Contre le mur de l'apartheid by divers Wednesday August 06, 2003 at 02:41 AM |
Depuis la publication de la "feuille de route" les médias sont devenus encore plus discrets sur la situation en Palestine la poursuite de la construction du mur (qualifié de plus en plus de "barrière de sécurité") est à peine évoquée à l'occasion de la visite de Sharon aux Etats Unis et encore moins sa signification et ses conséquences.
L'extension des colonies comme celle qui à Khan Yunis (Bande de Gaza) isole la ville de la zone côtière d'Al Mawasi dominant le sinistre check point d'Al Toufah et d'où partent les principales attaques contre le camp de réfugiés est passée presque inaperçue. Il est en est de même pour les importantes manifestations contre le mur qui ont lieu à l'initiative des Palestiniens, des pacifistes israéliens et des internationaux. Vous trouverez ci-dessous pour le cas où vous ne les auriez pas eu le compte rendu de deux de ces manifestations. Résister !

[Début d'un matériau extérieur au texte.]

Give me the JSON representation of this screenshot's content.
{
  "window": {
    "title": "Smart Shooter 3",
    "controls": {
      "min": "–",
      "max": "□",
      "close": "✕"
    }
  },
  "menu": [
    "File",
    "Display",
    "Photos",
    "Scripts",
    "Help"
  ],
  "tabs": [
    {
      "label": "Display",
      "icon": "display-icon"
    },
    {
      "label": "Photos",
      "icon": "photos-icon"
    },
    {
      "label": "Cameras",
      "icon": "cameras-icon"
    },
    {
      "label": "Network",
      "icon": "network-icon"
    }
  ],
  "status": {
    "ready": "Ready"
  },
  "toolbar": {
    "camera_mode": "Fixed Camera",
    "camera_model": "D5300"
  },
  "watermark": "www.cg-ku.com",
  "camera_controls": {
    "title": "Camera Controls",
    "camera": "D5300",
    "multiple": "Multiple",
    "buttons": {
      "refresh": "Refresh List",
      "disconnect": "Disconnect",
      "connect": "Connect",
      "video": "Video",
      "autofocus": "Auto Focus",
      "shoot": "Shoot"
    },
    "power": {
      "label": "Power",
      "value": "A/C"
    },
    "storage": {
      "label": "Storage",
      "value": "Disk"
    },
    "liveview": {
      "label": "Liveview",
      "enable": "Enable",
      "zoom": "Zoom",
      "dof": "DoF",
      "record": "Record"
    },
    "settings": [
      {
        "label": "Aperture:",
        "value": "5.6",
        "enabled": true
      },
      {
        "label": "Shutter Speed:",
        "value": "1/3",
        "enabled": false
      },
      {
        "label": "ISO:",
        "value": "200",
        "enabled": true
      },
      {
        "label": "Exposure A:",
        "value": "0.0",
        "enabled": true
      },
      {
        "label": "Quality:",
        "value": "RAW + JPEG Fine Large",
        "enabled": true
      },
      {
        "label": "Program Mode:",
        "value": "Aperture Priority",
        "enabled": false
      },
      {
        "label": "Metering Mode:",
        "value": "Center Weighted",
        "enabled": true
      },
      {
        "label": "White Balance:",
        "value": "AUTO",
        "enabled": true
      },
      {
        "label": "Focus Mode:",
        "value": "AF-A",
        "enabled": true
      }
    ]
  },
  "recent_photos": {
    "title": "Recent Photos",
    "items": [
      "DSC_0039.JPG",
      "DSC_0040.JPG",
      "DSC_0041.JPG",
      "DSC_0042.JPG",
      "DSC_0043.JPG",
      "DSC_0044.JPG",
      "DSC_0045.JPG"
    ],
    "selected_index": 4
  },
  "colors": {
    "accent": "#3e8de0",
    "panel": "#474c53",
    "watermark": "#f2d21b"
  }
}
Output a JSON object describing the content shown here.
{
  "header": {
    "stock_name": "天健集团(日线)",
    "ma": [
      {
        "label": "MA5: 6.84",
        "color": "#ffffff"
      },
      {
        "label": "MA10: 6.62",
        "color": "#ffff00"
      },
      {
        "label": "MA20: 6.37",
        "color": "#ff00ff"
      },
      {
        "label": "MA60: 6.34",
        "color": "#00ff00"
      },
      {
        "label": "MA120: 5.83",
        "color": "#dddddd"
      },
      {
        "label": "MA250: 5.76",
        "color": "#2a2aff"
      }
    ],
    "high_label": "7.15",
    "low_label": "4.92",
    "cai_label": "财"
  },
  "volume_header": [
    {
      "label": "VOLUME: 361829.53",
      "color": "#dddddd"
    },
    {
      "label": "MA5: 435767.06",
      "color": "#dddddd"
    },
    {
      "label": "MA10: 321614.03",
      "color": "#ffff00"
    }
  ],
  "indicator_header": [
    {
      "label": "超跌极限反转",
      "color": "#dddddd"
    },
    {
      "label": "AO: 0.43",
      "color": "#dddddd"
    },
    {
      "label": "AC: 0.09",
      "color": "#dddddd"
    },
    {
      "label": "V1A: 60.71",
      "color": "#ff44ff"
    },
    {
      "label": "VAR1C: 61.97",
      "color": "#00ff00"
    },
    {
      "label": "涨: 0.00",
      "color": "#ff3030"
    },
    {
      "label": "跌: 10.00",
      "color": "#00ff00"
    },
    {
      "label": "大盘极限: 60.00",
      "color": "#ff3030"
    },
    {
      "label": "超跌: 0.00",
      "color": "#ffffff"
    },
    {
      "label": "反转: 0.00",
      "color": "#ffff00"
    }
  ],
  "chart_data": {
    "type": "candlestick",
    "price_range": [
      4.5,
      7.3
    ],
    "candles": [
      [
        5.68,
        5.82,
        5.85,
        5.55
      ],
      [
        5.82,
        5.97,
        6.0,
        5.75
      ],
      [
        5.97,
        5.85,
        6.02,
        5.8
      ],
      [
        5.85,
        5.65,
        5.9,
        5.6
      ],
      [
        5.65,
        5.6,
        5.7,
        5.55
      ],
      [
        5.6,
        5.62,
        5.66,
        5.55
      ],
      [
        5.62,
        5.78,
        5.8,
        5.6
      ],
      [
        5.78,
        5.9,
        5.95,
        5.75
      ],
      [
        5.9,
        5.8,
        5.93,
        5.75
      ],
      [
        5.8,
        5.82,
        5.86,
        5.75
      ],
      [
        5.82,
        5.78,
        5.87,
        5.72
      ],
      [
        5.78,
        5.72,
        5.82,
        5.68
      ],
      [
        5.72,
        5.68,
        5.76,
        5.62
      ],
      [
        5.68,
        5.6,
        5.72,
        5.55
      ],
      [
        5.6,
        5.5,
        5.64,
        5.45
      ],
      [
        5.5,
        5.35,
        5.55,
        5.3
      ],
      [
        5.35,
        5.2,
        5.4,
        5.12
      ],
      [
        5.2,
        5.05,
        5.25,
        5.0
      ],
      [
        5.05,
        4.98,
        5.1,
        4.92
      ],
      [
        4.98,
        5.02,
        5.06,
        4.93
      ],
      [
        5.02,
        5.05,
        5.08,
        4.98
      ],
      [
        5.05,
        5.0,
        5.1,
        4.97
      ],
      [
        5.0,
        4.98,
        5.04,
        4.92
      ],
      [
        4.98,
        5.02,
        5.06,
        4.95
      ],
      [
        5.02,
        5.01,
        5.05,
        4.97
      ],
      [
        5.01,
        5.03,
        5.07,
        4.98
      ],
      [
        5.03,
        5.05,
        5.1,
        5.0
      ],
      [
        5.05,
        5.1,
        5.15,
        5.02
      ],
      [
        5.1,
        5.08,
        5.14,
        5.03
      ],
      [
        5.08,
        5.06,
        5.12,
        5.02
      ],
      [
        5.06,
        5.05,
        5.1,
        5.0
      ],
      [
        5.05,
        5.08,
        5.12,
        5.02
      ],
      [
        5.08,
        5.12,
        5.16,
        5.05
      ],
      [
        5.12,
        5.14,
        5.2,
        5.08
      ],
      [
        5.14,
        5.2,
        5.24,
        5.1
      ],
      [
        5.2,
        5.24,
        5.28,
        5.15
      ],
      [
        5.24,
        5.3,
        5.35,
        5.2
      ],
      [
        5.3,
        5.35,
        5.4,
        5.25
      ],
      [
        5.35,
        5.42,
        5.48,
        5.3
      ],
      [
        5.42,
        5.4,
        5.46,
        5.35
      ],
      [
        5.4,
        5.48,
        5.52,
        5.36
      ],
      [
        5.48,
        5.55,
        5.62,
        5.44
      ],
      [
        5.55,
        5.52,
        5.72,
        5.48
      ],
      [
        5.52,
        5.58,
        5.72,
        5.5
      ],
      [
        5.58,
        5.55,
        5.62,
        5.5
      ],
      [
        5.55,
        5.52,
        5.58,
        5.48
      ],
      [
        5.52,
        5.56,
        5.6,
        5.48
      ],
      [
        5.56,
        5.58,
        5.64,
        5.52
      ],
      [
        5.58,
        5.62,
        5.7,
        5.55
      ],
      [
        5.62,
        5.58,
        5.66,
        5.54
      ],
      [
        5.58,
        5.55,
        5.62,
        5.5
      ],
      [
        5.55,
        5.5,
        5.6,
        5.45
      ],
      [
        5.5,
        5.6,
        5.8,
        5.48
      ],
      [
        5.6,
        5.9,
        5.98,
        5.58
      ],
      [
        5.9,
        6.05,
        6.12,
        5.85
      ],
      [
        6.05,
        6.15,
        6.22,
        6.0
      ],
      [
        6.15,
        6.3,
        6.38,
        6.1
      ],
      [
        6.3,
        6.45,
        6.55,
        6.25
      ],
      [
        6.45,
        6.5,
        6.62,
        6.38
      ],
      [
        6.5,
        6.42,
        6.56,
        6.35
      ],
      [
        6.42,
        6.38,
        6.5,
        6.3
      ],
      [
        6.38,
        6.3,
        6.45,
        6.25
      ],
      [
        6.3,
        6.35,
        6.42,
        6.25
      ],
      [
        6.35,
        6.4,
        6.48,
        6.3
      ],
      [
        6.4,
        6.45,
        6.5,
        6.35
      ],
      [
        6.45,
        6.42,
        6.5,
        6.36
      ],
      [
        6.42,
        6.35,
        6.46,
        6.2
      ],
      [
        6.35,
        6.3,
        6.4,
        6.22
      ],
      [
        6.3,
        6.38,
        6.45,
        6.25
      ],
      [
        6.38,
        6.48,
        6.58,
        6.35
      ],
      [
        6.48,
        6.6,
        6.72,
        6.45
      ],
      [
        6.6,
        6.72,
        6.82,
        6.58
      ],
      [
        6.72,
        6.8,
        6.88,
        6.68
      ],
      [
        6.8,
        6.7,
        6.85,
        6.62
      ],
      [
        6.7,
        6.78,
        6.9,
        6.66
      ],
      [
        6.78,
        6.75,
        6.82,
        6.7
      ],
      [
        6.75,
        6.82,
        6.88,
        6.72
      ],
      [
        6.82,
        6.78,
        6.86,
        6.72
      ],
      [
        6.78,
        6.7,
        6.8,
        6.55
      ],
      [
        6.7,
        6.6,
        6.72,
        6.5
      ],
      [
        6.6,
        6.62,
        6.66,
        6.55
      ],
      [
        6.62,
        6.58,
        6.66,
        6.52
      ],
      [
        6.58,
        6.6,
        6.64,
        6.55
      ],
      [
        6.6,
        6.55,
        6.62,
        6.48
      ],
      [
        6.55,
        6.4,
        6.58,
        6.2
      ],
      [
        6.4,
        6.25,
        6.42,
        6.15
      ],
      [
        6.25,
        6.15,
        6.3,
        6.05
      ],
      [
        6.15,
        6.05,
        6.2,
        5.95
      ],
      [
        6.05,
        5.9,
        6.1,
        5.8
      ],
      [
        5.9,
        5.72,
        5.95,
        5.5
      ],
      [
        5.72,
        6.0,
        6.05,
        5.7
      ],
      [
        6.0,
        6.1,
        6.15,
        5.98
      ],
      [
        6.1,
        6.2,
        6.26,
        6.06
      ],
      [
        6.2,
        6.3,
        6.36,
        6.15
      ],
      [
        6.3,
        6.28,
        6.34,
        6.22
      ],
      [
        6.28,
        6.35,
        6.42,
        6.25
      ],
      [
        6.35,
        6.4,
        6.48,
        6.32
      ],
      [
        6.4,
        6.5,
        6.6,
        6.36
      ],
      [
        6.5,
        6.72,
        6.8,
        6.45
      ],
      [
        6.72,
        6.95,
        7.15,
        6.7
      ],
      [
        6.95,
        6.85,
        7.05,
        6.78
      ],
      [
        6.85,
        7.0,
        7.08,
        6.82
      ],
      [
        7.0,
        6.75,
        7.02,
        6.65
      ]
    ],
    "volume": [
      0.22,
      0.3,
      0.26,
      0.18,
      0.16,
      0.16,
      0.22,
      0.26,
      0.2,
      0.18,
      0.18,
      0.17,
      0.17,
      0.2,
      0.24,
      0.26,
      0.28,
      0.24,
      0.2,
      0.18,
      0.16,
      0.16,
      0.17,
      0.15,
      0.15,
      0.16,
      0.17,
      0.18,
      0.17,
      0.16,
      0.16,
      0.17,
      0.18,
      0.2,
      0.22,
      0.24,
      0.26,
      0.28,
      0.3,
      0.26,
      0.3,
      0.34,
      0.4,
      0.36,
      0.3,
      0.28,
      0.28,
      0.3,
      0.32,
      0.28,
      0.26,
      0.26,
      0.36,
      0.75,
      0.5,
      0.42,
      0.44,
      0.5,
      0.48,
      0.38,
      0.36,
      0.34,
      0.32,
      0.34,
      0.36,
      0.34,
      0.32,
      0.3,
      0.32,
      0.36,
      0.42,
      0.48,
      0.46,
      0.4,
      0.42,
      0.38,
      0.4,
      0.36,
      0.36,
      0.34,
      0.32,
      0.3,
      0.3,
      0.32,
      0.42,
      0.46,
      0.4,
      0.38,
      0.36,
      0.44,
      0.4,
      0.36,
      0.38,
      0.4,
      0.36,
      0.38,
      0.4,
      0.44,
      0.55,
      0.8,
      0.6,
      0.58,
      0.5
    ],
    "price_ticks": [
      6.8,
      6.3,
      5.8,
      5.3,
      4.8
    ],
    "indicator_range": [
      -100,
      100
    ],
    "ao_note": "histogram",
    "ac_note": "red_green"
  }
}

Manifestation à Deir Al Ghason par Ellis Brooks
1er Aout 2003 Région de Tulkarem
Aujourd'hui, plusieurs centaines de Palestiniens se sont réunis dans la ville de Deir Al Ghason et ont défilé dans une manifestation enthousiaste vers une porte de la soi-disante " Barrière de sécurité " d'Israel. Ils ont été rejoints par 75 internationaux, principalement de l'ISM, mais aussi du CCIPPP.
Ces internationaux partagent les revendications des Palestiniens de la région contre la construction de la " barrière " de près de 5 mètres de haut composée de fil de fer barbelé. Le mur pénètre en Cisjordanie où les militaires israéliens s'occupent d'annexer la terre palestinienne, prenant l'eau, la terre et les vergers aux fermiers locaux.
Cette porte particulière ne sépare pas seulement les fermiers de leurs terres inestimables mais empeche aussi les contacts avec le village voisin de Ibthain, avec qui les forts liens familiaux ont été coupés.
Cette action dramatique suit deux manifestations identiques qui ont eu lieu près des villes de Jénine et de Qalqilya, montrant l'importance de l'outrage que beaucoup décrivent comme le Mur de l'Apartheid. La manifestation représente aussi le point culminant d'un mois de protestations au Nord de Tulkarem où les fermiers ont été interdits d'accès à une grande partie de leurs terres.
Le groupe réunissant les Palestiniens et les internationaux est parti à midi puis a descendu la colline à travers les fermes qui se situent entre Deir Al Ghason et Attil. Avant d'accéder à la porte, le groupe s'est arrêté dans une oliveraie, et un Imam a dirigé la prière de la mi-journée pour les Palestiniens. Il a imploré la population de continuer à résister de toutes leurs forces à l'occupation, et d'avoir confiance dans leur proche délivrance de la persécution.
Ainsi inspirée, la foule s'est avancée vers la porte qui était ouverte, mais où étaient amassés des fils de fers barbelés que protégeait une importante force militaire. Les internationaux, jugeant qu'ils étaient moins vulnérables aux représailles israéliennes coupèrent les dangereux fils barbelés et ensuite les dégagèrent.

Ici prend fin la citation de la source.